Joël Voordewind of the Christen Unie party immediately expressed his doubts. He submitted a motion asking the government to refrain from the aid because he feared that the goods may fall into the wrong hands.
Voordewind asked the government not to send the money to armed groups but to spend it on humanitarian aid in Syria. His motion was supported by other parties, but was not accepted. Voordewind heard during a visit to Syria that the “rebels” of the Free Syrian Army had wanted to work with everyone who fought against Assad. At home he expressed his concerns in the chamber. The PVV wanted the support to stop. The CDA raised the issue between 2015 and 2018 at least six times.
Pieter Omtzigt (CDA) wanted to know which groups the Netherlands had supported in order to check whether they have been guilty of war crimes. “It makes quite a difference whether such a group has received an ambulance or an armored vehicle”. But in the summer of 2018 – and in the middle of the research by the two media outlets, the government suddenly declared the entire NLA program a state secret.
“This [new news report] screams for an answer,” Omtzigt told AFP late on Monday. Omtzigt added that the cabinet was bound to a deadline on Tuesday in which it had to provide answers. He said fellow Christian Democratic Appeal lawmaker Martijn van Helvert had also asked cabinet on numerous occasions to explain the Netherlands’ position.
Sjoerd Sjoerdsma, MP for the far-left D66 party, described the report as “shocking”. He told the ANP national news service: “How did this happen, despite all the warnings by lawmakers?”
Legal trouble is also facing the German government after the US asked the Merkel administration to participate in “retaliatory” regime change strikes against the Syrian government forces.
The Russian Federation believes another false flag “chemical” incident in Syria will be staged soon to justify the “retaliatory” strike. Several high ranking members of Chancellor Merkel’s party want to participate in the latest planned US attack. But the Scientific Services of the German Bundestag – the equivalent of the US Congressional Research Service – has released an authoritative legal opinion on the issue.
Such an attack would be illegal under international law and it would also violate the German constitution. There will be no official German support for such a wider attack on Syria. In an earlier opinion the Scientific Service also found that the continued US presence in Syria was illegal.
The Dutch newscaster NOS Nieuwsuur and the daily newspaper Trouw revealed that the Dutch government until very recently spent ten of millions of euros to provide jihadists in Syria with pick-up trucks, uniforms, satellite phones, cameras, medical kits, tents and rubber mattresses.
These “non-lethal” aid supplies were of course used in the armed struggle against the Syrian government.
Both Trouw and Nieuwsuur decided to carry out further research into the NLA program. In recent months, both media outlets have been talking to about 100 rebel leaders and those involved in the NLA program, and have succeeded in determining which groups the Netherlands has been supporting.

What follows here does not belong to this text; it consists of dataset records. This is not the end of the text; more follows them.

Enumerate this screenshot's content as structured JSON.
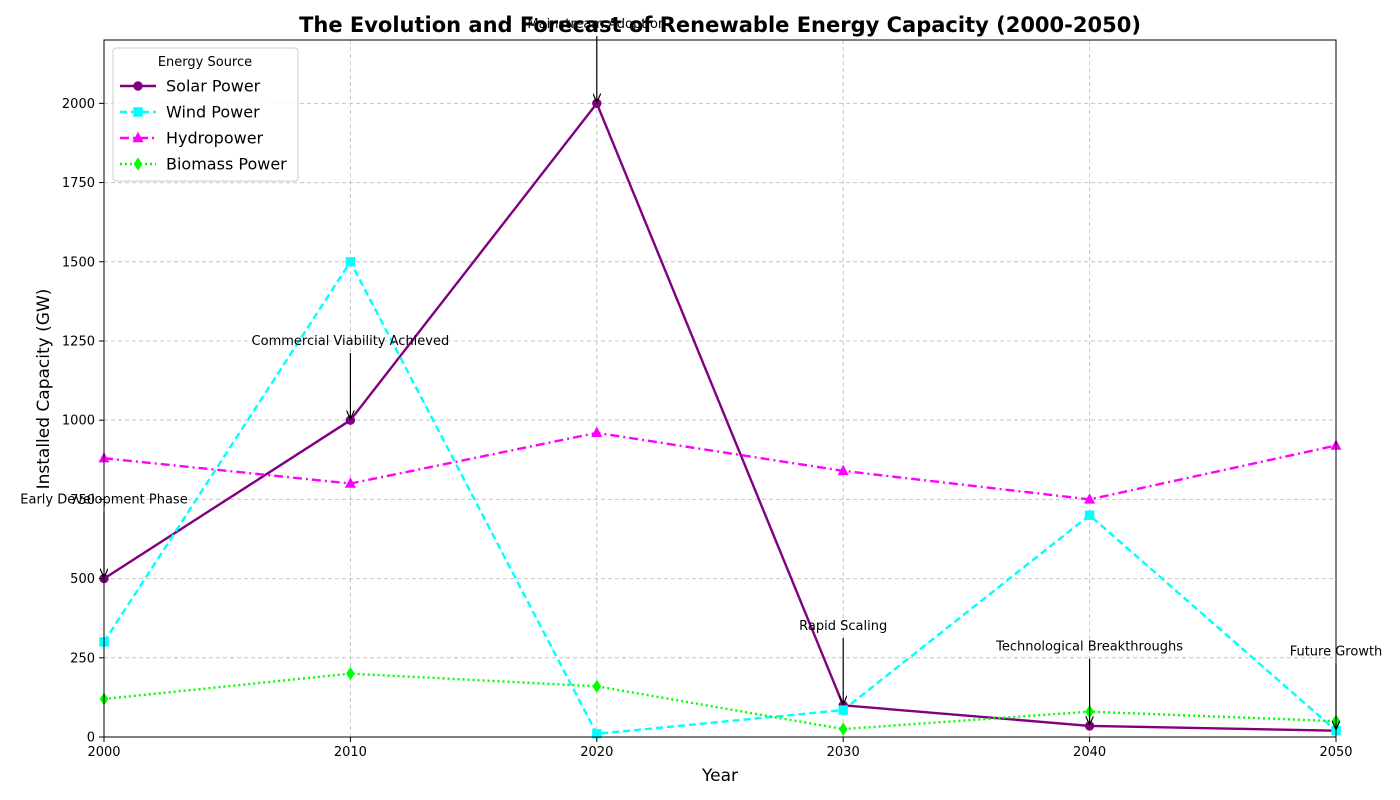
{
  "chart_data": {
    "type": "line",
    "title": "The Evolution and Forecast of Renewable Energy Capacity (2000-2050)",
    "xlabel": "Year",
    "ylabel": "Installed Capacity (GW)",
    "x": [
      2000,
      2010,
      2020,
      2030,
      2040,
      2050
    ],
    "xlim": [
      2000,
      2050
    ],
    "ylim": [
      0,
      2200
    ],
    "x_ticks": [
      2000,
      2010,
      2020,
      2030,
      2040,
      2050
    ],
    "y_ticks": [
      0,
      250,
      500,
      750,
      1000,
      1250,
      1500,
      1750,
      2000
    ],
    "grid": true,
    "legend": {
      "title": "Energy Source",
      "placement": "top-left"
    },
    "series": [
      {
        "name": "Solar Power",
        "values": [
          500,
          1000,
          2000,
          100,
          35,
          20
        ],
        "color": "#800080",
        "line_style": "solid",
        "marker": "circle"
      },
      {
        "name": "Wind Power",
        "values": [
          300,
          1500,
          10,
          85,
          700,
          20
        ],
        "color": "#00ffff",
        "line_style": "dashed",
        "marker": "square"
      },
      {
        "name": "Hydropower",
        "values": [
          880,
          800,
          960,
          840,
          750,
          920
        ],
        "color": "#ff00ff",
        "line_style": "dashdot",
        "marker": "triangle"
      },
      {
        "name": "Biomass Power",
        "values": [
          120,
          200,
          160,
          25,
          80,
          50
        ],
        "color": "#00ff00",
        "line_style": "dotted",
        "marker": "diamond"
      }
    ],
    "annotations": [
      {
        "text": "Early Development Phase",
        "x": 2000,
        "y": 500,
        "text_y": 750
      },
      {
        "text": "Commercial Viability Achieved",
        "x": 2010,
        "y": 1000,
        "text_y": 1250
      },
      {
        "text": "Mainstream Adoption",
        "x": 2020,
        "y": 2000,
        "text_y": 2250
      },
      {
        "text": "Rapid Scaling",
        "x": 2030,
        "y": 100,
        "text_y": 350
      },
      {
        "text": "Technological Breakthroughs",
        "x": 2040,
        "y": 35,
        "text_y": 285
      },
      {
        "text": "Future Growth",
        "x": 2050,
        "y": 20,
        "text_y": 270
      }
    ]
  }
}
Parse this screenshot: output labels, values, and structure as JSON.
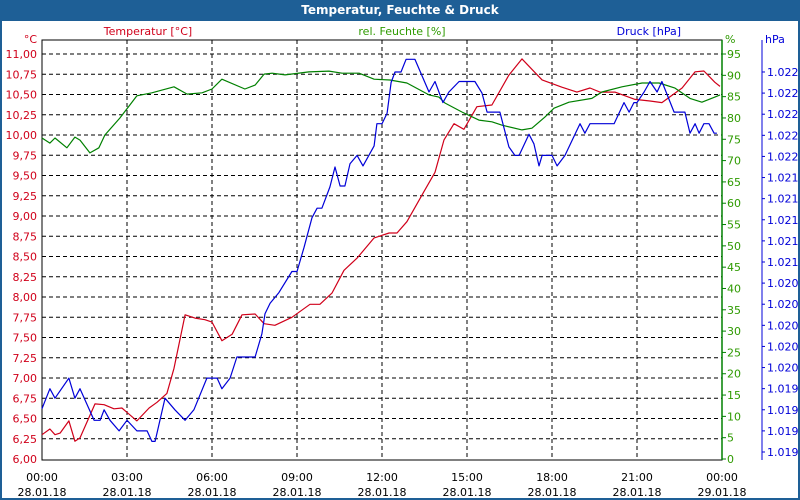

These turned out to be the Sultan Murad Brigade, the Suleyman Shah Brigade, Suqour al Jabl and Division 13 of the Free Idlib Army, Brigade 51 and Jabhat al-Shamiya. Commanders from these groups have spoken to Dutch journalists, describing in detail what kind of goods they had received from the Netherlands.
The Public Prosecution Service has actually prosecuted Dutch Syria volunteers for joining such brigades of the Free Syrian Army. The Dutch Syrian Driss M, had to appear in court on March 21, 2017, accused of having participated in the Islamist group Jabhat al-Shamiya in 2014 and 2015.
According to the Public Prosecution Service, this is a “salafist/jihadist organisation that seeks to establish a caliphate, and is part of the jihadist Ahrar al-Sham. But at the same time, Jabhat al-Shamiya is also part of the Free Syrian Army supported by the Netherlands and described as “moderate”.